Mumbai’s top court on Thursday commuted the death sentences of three men convicted in a rape case that heightened public outrage over women’s safety in India.
The assault in 2013 followed another high-profile gang-rape case the previous year that left a woman dead in New Delhi, sparking nationwide protests resulting in tougher anti-rape laws.
The three men in Mumbai, along with two accomplices, trapped and repeatedly raped a 22-year-old photojournalist while she was on assignment at an abandoned factory compound.
The Shakti Mills complex stands next to a fashionable area of apartments, office blocks, shops and restaurants in India’s financial centre.
The attack dismayed residents of Mumbai, a metropolis considered far safer for women than the capital New Delhi, sparking protests in the city and uproar in the national parliament.
Mumbai police arrested all five within a week of the incident.
It prompted a 19-year-old telephone operator to come forward and accuse the trio of also raping her in the same place a month earlier, along with two different accomplices.
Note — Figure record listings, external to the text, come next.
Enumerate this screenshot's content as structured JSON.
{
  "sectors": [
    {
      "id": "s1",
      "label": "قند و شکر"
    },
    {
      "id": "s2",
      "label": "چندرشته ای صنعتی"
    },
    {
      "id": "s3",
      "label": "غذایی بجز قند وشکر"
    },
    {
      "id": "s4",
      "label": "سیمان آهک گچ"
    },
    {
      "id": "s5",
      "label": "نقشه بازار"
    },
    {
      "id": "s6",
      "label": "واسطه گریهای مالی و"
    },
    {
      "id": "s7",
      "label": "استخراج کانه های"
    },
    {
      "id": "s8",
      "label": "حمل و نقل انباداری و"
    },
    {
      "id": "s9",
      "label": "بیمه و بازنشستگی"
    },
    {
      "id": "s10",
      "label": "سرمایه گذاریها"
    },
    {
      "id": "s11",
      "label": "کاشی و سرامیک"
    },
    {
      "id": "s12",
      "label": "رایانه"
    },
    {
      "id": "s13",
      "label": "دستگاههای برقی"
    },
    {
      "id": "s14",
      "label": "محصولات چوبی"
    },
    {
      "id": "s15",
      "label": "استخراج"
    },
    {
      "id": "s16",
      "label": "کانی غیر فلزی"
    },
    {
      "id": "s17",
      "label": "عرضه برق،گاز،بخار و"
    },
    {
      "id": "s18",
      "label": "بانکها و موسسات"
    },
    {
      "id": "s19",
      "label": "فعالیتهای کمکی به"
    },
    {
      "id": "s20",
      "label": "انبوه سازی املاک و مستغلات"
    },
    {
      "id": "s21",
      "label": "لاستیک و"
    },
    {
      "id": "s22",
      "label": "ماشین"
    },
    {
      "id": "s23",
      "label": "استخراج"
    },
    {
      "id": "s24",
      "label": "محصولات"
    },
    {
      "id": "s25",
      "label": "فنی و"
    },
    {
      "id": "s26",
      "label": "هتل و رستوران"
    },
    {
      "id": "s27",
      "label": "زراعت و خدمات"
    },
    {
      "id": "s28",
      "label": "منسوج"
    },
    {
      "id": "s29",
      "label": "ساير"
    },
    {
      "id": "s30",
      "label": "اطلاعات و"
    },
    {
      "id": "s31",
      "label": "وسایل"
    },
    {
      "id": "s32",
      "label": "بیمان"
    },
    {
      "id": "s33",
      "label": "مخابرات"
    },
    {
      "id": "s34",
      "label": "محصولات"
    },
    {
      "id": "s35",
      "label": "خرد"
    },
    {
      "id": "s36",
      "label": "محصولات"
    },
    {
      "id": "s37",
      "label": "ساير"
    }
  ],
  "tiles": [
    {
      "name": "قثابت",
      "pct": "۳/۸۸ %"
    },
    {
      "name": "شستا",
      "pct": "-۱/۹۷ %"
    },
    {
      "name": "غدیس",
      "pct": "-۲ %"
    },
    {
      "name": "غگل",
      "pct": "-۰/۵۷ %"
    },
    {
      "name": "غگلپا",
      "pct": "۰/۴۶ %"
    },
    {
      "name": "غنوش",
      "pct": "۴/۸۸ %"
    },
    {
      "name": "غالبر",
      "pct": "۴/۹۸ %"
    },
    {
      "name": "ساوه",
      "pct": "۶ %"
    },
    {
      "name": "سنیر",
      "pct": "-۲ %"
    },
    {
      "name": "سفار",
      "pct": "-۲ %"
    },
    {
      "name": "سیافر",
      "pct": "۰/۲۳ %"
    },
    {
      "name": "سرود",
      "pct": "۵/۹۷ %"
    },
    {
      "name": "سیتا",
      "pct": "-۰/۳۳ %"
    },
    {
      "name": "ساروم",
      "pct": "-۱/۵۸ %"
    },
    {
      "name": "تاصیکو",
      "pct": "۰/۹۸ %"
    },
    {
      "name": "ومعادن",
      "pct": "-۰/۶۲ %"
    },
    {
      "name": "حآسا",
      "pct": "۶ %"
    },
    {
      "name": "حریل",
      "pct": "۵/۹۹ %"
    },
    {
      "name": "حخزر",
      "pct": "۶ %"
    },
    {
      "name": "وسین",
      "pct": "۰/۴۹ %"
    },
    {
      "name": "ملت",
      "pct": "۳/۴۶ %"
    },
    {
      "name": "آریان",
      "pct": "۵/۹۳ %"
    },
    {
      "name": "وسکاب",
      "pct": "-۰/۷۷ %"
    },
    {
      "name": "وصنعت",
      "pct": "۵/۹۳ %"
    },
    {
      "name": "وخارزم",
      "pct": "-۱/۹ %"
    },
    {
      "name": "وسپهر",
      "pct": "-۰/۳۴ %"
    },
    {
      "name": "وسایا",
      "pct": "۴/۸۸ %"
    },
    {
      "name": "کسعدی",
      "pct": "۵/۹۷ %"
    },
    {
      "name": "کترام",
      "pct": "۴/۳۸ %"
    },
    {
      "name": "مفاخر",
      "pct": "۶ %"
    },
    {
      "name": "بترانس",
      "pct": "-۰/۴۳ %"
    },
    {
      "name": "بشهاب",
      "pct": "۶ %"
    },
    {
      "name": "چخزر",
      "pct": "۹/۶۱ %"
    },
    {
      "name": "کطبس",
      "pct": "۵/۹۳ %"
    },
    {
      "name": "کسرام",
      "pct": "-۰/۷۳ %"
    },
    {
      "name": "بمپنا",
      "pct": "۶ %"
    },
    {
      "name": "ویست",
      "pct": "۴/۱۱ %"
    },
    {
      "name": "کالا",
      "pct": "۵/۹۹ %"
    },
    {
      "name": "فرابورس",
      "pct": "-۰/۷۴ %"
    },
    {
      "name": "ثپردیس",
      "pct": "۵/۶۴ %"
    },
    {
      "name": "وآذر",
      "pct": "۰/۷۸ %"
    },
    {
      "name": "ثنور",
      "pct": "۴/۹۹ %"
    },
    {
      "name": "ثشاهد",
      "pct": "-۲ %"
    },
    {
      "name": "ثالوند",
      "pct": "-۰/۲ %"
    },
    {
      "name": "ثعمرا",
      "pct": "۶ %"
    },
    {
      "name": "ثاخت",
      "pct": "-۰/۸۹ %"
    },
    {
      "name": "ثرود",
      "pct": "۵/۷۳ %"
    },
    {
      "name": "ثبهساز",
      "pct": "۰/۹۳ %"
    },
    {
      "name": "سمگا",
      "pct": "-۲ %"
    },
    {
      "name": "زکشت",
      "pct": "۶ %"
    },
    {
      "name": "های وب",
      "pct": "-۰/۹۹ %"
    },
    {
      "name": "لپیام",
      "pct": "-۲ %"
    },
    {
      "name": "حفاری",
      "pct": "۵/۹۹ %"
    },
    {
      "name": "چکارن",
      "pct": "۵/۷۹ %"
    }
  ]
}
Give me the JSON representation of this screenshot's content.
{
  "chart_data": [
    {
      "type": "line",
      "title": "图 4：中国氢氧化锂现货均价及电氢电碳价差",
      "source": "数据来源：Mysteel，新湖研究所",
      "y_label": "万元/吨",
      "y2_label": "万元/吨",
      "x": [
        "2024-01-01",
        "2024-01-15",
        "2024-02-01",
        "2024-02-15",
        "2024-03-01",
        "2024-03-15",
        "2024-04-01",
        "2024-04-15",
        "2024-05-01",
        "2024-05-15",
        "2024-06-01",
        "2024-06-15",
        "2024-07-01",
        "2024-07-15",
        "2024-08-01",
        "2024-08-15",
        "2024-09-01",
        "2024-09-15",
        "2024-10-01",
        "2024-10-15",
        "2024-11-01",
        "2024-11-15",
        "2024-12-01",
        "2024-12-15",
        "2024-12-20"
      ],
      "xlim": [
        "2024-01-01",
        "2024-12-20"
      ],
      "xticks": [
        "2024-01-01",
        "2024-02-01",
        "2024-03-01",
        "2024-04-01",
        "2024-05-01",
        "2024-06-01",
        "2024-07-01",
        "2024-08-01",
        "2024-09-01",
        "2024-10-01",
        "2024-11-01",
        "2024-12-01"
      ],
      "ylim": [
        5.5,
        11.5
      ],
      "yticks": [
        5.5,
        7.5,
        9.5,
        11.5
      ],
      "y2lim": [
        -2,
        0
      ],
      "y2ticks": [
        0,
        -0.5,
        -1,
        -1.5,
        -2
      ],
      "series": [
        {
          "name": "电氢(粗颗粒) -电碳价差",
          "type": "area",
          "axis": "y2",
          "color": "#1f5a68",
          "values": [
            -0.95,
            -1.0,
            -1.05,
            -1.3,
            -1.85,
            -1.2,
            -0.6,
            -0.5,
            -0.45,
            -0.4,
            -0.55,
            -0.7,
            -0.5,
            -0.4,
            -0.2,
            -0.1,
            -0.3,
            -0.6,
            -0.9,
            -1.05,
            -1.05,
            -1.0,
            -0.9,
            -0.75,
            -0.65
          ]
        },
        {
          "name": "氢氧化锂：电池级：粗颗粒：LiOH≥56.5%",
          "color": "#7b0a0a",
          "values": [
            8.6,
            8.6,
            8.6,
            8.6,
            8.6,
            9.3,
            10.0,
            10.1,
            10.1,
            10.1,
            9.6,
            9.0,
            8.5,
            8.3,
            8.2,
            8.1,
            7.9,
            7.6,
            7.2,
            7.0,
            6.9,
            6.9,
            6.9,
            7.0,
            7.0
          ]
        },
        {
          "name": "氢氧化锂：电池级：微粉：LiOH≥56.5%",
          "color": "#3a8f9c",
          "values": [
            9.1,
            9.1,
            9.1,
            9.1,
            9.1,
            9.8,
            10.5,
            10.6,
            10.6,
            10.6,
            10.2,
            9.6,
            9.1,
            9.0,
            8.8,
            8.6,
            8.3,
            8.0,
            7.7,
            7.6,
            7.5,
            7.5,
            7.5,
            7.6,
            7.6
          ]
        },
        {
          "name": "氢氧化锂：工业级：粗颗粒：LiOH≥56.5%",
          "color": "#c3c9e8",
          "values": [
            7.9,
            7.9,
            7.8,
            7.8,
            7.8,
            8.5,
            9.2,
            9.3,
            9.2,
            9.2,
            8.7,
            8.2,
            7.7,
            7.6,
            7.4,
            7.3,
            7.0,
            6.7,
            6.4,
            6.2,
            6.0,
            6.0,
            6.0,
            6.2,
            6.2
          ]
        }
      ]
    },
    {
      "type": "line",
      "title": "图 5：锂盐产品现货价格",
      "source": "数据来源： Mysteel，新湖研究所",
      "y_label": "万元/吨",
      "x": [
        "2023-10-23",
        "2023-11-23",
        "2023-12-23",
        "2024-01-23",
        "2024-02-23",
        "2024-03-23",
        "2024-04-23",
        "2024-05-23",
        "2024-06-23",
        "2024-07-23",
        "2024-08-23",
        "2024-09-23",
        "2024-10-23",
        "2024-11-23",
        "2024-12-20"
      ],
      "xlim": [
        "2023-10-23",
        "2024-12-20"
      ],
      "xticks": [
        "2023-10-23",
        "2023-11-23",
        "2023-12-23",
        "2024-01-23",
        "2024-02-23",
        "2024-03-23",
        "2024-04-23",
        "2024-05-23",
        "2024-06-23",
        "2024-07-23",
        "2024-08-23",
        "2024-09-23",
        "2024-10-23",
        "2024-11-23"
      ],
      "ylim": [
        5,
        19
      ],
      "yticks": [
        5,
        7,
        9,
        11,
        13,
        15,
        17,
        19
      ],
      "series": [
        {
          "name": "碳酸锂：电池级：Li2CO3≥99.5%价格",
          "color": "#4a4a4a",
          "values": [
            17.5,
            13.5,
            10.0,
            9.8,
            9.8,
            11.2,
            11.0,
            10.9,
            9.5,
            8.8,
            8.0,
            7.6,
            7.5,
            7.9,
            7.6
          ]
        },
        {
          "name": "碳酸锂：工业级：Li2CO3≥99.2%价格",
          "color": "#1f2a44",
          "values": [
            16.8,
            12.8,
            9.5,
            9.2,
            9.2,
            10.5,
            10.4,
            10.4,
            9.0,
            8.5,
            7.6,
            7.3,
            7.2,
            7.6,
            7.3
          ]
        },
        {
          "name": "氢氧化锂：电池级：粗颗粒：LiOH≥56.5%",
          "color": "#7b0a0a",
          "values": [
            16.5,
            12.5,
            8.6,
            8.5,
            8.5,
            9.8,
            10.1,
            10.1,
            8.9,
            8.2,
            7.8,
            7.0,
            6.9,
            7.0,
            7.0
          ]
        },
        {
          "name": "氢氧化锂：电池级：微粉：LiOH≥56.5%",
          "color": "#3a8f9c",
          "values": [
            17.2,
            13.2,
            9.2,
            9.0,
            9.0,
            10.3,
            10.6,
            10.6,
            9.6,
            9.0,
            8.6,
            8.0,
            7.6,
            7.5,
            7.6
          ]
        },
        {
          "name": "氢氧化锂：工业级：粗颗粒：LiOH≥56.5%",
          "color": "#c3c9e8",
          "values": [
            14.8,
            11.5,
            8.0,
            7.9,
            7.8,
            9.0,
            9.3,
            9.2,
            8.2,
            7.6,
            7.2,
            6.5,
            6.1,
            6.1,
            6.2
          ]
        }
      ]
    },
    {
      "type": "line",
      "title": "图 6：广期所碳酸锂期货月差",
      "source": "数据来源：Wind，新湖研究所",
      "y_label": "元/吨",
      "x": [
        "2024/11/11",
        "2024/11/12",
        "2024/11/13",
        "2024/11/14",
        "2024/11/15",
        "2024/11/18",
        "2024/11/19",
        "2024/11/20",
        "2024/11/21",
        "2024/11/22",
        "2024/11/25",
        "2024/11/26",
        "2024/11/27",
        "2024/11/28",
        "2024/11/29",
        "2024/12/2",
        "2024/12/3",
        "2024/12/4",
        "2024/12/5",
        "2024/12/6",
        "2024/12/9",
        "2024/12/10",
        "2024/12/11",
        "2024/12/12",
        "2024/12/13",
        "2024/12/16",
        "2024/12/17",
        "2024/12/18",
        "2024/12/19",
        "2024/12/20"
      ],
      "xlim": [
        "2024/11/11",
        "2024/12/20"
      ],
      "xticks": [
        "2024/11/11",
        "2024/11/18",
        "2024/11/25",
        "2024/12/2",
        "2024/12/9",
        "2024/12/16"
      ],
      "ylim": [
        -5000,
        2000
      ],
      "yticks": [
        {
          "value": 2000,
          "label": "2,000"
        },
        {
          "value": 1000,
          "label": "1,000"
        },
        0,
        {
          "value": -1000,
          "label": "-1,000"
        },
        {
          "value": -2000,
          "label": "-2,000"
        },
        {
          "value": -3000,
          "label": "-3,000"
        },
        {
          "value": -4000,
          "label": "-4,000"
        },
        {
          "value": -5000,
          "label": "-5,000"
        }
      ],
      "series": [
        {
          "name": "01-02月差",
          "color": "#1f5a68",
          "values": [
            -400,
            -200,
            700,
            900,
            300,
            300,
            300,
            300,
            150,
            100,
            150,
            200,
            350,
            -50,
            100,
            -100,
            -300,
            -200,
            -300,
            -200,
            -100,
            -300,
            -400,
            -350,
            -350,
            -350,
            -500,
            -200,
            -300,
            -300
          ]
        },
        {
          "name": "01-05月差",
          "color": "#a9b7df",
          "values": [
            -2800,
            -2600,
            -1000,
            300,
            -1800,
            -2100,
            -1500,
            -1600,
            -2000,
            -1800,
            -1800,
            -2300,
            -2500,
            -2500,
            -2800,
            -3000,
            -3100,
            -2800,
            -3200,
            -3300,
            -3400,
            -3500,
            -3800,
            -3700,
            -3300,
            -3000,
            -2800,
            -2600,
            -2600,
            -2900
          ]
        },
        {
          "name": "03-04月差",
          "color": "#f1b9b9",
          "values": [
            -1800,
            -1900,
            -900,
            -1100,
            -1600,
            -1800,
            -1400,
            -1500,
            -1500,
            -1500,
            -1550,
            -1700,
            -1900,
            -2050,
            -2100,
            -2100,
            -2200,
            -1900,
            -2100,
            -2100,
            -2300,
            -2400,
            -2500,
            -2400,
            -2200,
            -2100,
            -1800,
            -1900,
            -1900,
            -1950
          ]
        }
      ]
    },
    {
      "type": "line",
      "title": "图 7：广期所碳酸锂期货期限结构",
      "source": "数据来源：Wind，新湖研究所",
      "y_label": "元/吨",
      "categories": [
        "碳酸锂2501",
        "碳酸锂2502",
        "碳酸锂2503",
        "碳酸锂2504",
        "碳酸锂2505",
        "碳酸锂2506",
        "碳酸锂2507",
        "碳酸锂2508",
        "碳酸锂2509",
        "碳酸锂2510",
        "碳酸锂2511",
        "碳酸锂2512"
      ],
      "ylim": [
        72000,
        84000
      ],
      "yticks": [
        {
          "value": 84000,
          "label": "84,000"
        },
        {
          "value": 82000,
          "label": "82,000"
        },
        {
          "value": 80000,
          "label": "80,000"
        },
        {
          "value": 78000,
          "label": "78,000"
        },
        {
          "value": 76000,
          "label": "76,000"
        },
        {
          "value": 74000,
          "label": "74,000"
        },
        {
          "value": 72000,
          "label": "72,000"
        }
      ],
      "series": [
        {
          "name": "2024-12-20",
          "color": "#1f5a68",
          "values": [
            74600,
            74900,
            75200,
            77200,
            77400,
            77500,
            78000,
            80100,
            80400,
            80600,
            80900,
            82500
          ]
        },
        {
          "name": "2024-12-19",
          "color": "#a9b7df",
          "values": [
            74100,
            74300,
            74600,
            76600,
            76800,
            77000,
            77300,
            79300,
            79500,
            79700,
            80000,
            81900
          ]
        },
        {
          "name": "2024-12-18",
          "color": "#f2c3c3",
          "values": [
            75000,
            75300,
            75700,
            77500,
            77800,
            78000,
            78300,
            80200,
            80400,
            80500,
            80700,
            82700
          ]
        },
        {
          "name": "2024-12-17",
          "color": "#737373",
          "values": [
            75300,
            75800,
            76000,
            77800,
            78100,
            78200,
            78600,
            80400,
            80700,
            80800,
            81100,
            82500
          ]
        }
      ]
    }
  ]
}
All seven accused — two of them juveniles — were convicted over the two rapes.
The 2012 New Delhi case prompted a change in the law to make repeat rapists eligible for the death penalty.
The three men found guilty in both Mumbai assaults were condemned to hang, the first such sentences under the amended legislation.
At the time of the sentencing they were aged 19, 21 and 28.
Mumbai’s High Court upheld their convictions Thursday but reduced the sentences to “rigorous life imprisonment” without parole.
“Death puts an end to the concept of repentance,” the judge said according to news agency PTI.
“It cannot be said that the accused deserved only the death penalty. They deserve imprisonment for life to repent the offence committed by them.”